Confocal fluorescence images were collected (excitation 488 nm, emission 505-550 nm) at a rate of one image / 2.5 seconds in a horizontal plane through

the hepatocytes to visualize the canalicular spaces. After establishing a baseline level of fluorescence, 1 μM CGamF was perfused through the chamber Y-27632 and images were collected for 10 minutes. CGamF is a bile acid conjugate that relies on basolateral uptake before being transported across the canalicular membrane into the sealed canalicular vacuole of cultured hepatocytes.24, 25 The increase in fluorescence intensity in the canalicular space over time relative to baseline fluorescence served as a measure of Bsep activity. For LPS-induced cholestasis, rats were anesthetized with isoflurane and injected intravenously with 1 mg/kg LPS, or 0.9% saline as control.

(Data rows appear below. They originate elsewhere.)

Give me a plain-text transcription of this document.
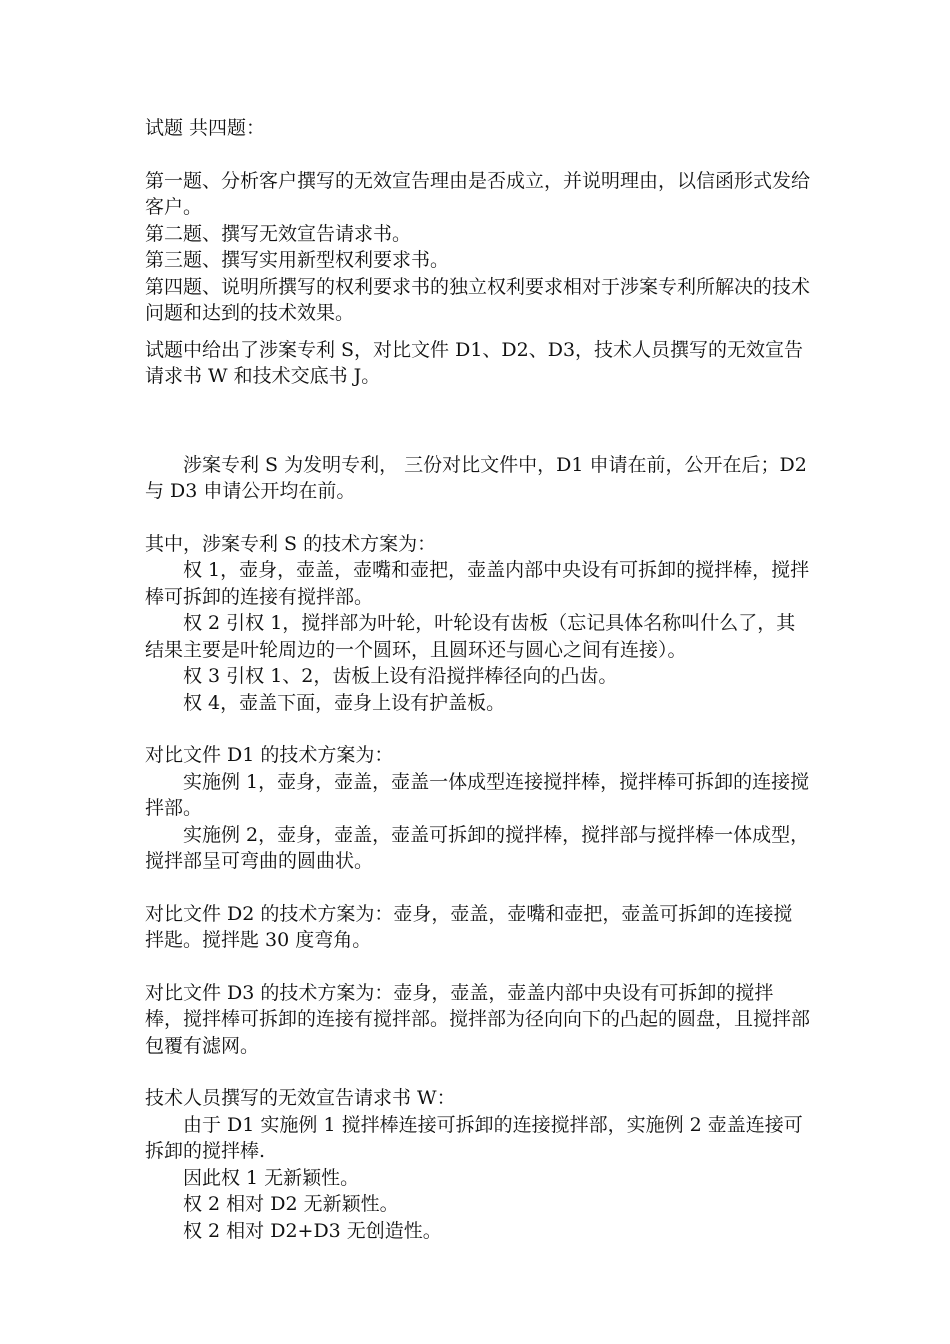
试题 共四题：

第一题、分析客户撰写的无效宣告理由是否成立，并说明理由，以信函形式发给客户。

第二题、撰写无效宣告请求书。

第三题、撰写实用新型权利要求书。

第四题、说明所撰写的权利要求书的独立权利要求相对于涉案专利所解决的技术问题和达到的技术效果。

试题中给出了涉案专利 S，对比文件 D1、D2、D3，技术人员撰写的无效宣告请求书 W 和技术交底书 J。

涉案专利 S 为发明专利， 三份对比文件中，D1 申请在前，公开在后；D2 与 D3 申请公开均在前。

其中，涉案专利 S 的技术方案为：

权 1，壶身，壶盖，壶嘴和壶把，壶盖内部中央设有可拆卸的搅拌棒，搅拌棒可拆卸的连接有搅拌部。

权 2 引权 1，搅拌部为叶轮，叶轮设有齿板（忘记具体名称叫什么了，其结果主要是叶轮周边的一个圆环，且圆环还与圆心之间有连接）。

权 3 引权 1、2，齿板上设有沿搅拌棒径向的凸齿。

权 4，壶盖下面，壶身上设有护盖板。

对比文件 D1 的技术方案为：

实施例 1，壶身，壶盖，壶盖一体成型连接搅拌棒，搅拌棒可拆卸的连接搅拌部。

实施例 2，壶身，壶盖，壶盖可拆卸的搅拌棒，搅拌部与搅拌棒一体成型，搅拌部呈可弯曲的圆曲状。

对比文件 D2 的技术方案为：壶身，壶盖，壶嘴和壶把，壶盖可拆卸的连接搅拌匙。搅拌匙 30 度弯角。

对比文件 D3 的技术方案为：壶身，壶盖，壶盖内部中央设有可拆卸的搅拌棒，搅拌棒可拆卸的连接有搅拌部。搅拌部为径向向下的凸起的圆盘，且搅拌部包覆有滤网。

技术人员撰写的无效宣告请求书 W：

由于 D1 实施例 1 搅拌棒连接可拆卸的连接搅拌部，实施例 2 壶盖连接可拆卸的搅拌棒.

因此权 1 无新颖性。

权 2 相对 D2 无新颖性。

权 2 相对 D2+D3 无创造性。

After 16 hours, animals were anesthetized with pentobarbital sodium Roxadustat nmr (50 mg/kg) and their livers were harvested and snap-frozen in liquid nitrogen for further analysis.26 For estrogen-induced cholestasis, 17 alpha-ethinylestradiol (EE) dissolved in 1,2-propanediol (5 mg/mL) was administered to rats subcutaneously (5 mg/kg/day) for 5 consecutive days as

described.26 Control animals received equivalent amounts of vehicle alone. After 5 days animals were anesthetized and livers harvested as above. Hepatocytes on glass coverslips were washed and then fixed in ice-cold methanol for 5 minutes; rat liver was snap-frozen DOK2 under liquid nitrogen, cryosectioned, and then fixed in 4% paraformaldehyde for 10 minutes. Samples were then permeabilized with 1% Triton X-100, blocked in 2% bovine serum albumin, incubated with primary antibodies for 1 hour at room temperature, washed with phosphate-buffered saline (PBS), incubated with fluorophore-conjugated secondary antibodies for 1 hour at room temperature, washed again with PBS, and then mounted. Negative controls were incubated with secondary antibodies alone. Double- and triple-labeled specimens were examined with a Zeiss LSM 510 Confocal Microscope (Thornwood, NY).23 Liver was homogenized in protein extraction reagent from

Thermo (Rockford, IL). Protein was extracted from isolated hepatocytes in the same buffer. Proteins were resolved by sodium dodecyl sulfate-polyacrylamide gel electrophoresis (SDS-PAGE) electrophoresis on a 4%-20% gel. After transferring to PVDF using a semidry system, the membrane was blocked, incubated with primary antibodies overnight at 4°C, washed, incubated with horseradish peroxidase conjugated secondary antibodies for 1 hour, washed, and then revealed by enhanced chemiluminescence.27 Values listed are mean ± standard error of the mean (SEM). Comparisons were made using Student’s t test or analysis of variance (ANOVA). P < 0.05 was considered significant. Like hepatocytes in intact rat liver, hepatocytes in collagen sandwich culture have a well-developed canalicular network to which canalicular membrane proteins appropriately traffic.